Although not released until 1992 due to legal complications, development of 386BSD, from which NetBSD and FreeBSD descended, predated that of Linux. Linus Torvalds has said that if 386BSD had been available at the time, he probably would not have created Linux.

MINIX is an inexpensive minimal Unix-like operating system, designed for education in computer science, written by Andrew S. Tanenbaum. Starting with version 3, MINIX was free and redesigned for “serious” use.
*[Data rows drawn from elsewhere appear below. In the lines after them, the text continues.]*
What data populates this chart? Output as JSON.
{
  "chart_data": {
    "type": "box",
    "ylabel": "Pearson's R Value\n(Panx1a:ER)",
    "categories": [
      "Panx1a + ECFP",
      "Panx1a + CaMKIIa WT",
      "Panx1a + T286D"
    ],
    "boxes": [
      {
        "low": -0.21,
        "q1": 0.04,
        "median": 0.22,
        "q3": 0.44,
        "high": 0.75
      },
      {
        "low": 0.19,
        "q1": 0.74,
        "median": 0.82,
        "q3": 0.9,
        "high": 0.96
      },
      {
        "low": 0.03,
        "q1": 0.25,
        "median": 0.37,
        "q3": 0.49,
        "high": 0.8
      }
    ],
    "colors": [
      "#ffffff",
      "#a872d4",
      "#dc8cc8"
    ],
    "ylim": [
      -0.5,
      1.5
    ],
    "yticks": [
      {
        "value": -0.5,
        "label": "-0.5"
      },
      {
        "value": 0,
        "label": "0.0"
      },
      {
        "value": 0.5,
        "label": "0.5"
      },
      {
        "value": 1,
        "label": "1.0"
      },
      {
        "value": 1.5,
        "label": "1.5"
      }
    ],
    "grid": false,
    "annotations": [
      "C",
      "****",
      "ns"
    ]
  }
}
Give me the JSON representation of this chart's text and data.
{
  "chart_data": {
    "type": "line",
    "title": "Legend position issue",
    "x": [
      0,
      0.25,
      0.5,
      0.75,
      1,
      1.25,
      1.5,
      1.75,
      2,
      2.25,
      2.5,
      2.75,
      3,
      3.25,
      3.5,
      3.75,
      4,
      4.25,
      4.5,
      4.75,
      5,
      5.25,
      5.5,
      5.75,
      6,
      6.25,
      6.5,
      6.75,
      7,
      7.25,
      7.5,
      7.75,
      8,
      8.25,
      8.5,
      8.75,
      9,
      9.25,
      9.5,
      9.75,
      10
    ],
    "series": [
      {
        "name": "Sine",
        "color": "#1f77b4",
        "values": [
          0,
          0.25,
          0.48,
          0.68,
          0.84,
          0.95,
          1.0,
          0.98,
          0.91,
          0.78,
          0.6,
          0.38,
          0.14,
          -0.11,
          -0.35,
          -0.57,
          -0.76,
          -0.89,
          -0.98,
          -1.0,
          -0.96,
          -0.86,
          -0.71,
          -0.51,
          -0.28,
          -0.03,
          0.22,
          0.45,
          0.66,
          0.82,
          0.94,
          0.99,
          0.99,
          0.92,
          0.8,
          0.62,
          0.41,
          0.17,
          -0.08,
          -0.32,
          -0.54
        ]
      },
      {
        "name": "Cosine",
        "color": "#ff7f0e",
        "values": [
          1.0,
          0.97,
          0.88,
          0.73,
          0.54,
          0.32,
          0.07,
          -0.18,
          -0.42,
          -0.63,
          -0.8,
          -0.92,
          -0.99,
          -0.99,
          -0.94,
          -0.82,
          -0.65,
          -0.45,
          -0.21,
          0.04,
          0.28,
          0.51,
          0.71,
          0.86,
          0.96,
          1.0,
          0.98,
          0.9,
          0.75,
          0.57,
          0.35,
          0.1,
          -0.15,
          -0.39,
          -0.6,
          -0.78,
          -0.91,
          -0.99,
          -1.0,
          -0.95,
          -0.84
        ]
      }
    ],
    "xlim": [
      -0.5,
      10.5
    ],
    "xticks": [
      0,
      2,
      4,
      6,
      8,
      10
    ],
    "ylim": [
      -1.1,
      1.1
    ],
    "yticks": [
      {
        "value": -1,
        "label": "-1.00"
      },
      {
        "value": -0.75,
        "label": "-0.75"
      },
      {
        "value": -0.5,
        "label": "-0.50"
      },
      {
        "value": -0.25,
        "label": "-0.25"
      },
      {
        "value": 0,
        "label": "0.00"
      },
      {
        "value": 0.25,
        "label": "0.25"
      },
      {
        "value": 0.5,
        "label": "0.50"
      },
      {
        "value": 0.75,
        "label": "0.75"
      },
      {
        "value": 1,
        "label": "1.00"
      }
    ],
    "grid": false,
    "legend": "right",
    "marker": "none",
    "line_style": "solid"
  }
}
In 1991 while attending the University of Helsinki, Torvalds, curious about the operating systems [27] and frustrated by the licensing of MINIX limiting it to educational use only (which prevented any commercial use), began to work on his own operating system which eventually became the Linux kernel.

Torvalds began the development of the Linux kernel on MINIX, and applications written for MINIX were also used on Linux. Later Linux matured and it became possible for Linux to be developed under itself. Also GNU applications replaced all MINIX ones, because with code from the GNU system freely available, it was advantageous if this could be used with the fledgling operating system. Code licensed under the GNU GPL can be used in other projects, so long as they also are released under the same or a compatible license. In order to make Linux available for commercial use, Torvalds initiated a switch from his original license (which prohibited commercial redistribution) to the GNU GPL. Developers worked to integrate GNU components with Linux to make a fully functional and free operating system.